The ACADVL gene contains 20 exons, and is about 5.4 kb long. VLCAD has interesting gene structure in humans, in that is located in a head-to-head structure with the DLG4 gene on Chromosome 17, and that the transcribed regions of these genes overlap. It has been shown that treatment with DEHP results in upregulation by the minimal promoter. While DLG4 and VLCAD share common regulatory elements, they each have separate and distinct tissue-specific elements that confer their function. In mice, these two genes are in a head-to-head orientation, but they do not overlap.

== Function ==

The VLCAD enzyme catalyzes most of fatty acid beta-oxidation by forming a C2-C3 trans-double bond in the fatty acid. VLCAD is specific to very long-chain fatty acids, typically C16-acyl-CoA and longer. In mice that have VLCAD deficiency, there is little to no protein hyperacetylation in the liver; this implies that the VLCAD protein is also necessary for protein acetylation in this biological system.

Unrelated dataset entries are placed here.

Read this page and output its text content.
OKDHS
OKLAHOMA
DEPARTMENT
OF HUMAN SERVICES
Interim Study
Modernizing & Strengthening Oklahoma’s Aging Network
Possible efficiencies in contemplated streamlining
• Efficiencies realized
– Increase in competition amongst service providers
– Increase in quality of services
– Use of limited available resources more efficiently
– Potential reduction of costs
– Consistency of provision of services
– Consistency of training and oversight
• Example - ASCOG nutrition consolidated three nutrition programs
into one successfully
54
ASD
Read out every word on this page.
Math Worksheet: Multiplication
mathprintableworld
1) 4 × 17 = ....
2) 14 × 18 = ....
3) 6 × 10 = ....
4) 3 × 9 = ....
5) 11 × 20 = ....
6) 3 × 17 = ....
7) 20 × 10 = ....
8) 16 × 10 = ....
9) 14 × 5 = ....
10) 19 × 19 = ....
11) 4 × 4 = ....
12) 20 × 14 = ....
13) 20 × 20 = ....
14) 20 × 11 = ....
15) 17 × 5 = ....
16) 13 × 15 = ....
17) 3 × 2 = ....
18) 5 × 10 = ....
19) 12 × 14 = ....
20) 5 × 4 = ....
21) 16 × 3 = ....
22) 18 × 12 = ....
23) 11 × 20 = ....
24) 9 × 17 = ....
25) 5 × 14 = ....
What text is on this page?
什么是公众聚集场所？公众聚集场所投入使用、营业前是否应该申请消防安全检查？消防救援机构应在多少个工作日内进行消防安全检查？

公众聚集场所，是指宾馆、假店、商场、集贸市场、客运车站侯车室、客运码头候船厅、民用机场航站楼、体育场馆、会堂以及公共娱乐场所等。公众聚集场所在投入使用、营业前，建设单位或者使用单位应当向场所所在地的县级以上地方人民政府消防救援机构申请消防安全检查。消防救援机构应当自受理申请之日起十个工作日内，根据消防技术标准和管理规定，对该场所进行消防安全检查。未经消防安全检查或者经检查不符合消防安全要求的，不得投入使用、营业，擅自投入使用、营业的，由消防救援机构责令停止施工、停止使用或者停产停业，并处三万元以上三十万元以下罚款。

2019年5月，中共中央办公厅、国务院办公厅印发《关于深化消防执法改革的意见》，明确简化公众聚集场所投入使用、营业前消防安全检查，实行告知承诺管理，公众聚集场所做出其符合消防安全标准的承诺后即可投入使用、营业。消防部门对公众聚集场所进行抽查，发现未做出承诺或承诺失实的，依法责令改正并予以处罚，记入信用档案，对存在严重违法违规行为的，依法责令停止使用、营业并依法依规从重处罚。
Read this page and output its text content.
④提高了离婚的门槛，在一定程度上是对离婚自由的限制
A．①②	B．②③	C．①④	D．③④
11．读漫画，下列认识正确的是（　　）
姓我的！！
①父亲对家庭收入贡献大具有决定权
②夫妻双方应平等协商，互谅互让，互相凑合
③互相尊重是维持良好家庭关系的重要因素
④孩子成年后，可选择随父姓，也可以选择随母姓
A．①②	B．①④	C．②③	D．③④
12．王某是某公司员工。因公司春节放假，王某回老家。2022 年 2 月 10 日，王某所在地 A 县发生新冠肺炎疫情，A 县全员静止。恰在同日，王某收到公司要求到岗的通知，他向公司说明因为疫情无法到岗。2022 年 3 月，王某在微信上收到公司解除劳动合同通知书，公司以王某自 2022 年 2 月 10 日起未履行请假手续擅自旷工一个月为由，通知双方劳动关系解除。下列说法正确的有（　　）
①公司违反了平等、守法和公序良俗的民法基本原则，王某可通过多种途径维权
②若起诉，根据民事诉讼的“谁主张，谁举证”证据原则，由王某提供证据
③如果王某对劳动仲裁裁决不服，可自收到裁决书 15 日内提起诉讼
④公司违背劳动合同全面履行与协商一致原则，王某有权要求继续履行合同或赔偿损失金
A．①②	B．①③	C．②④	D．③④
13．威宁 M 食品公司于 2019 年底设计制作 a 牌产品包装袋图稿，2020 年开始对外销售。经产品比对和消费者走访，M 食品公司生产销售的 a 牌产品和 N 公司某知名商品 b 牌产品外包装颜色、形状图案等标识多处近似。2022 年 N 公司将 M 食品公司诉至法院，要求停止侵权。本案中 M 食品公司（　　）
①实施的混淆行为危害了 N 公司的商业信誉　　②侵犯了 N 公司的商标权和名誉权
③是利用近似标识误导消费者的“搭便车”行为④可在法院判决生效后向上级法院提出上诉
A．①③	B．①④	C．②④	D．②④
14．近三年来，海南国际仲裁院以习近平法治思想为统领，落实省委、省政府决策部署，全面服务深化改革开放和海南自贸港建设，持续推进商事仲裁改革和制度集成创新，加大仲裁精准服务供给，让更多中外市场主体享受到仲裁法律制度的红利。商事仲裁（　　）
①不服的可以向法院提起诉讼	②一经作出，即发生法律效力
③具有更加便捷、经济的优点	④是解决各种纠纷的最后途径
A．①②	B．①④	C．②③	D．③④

== Clinical significance ==

ACADVL is linked with very long-chain acyl-coenzyme A dehydrogenase deficiency (VLCADD), which has many symptoms, and typically presents as one of three phenotypes. The first is severe, with an early childhood onset and high mortality rate; the most common symptom is this form is cardiomyopathy. The second is a late onset childhood form, with milder symptoms that present most commonly as hypoketotic hypoglycemia. The final form presents in adulthood, and presents as isolated skeletal muscle involvement, rhabdomyolysis, and myoglobinuria, which is triggered by exercise or fasting. The disease is typically diagnosed by first performing tandem mass spectrometry on a blood sample of the patient during a period of stress, and then performing molecular genetic testing for the presence of the ACADVL gene. The deficiency is treated systematically, but certain conditions such as fasting, myocardial irritation, dehydration, and high fat diets are avoided in an attempt to prevent secondary complications.

== Interactions ==
ACADVL has been shown to have 75 binary protein-protein interactions including 73 co-complex interactions. ACADVL appears to interact with RPSA and GPHN.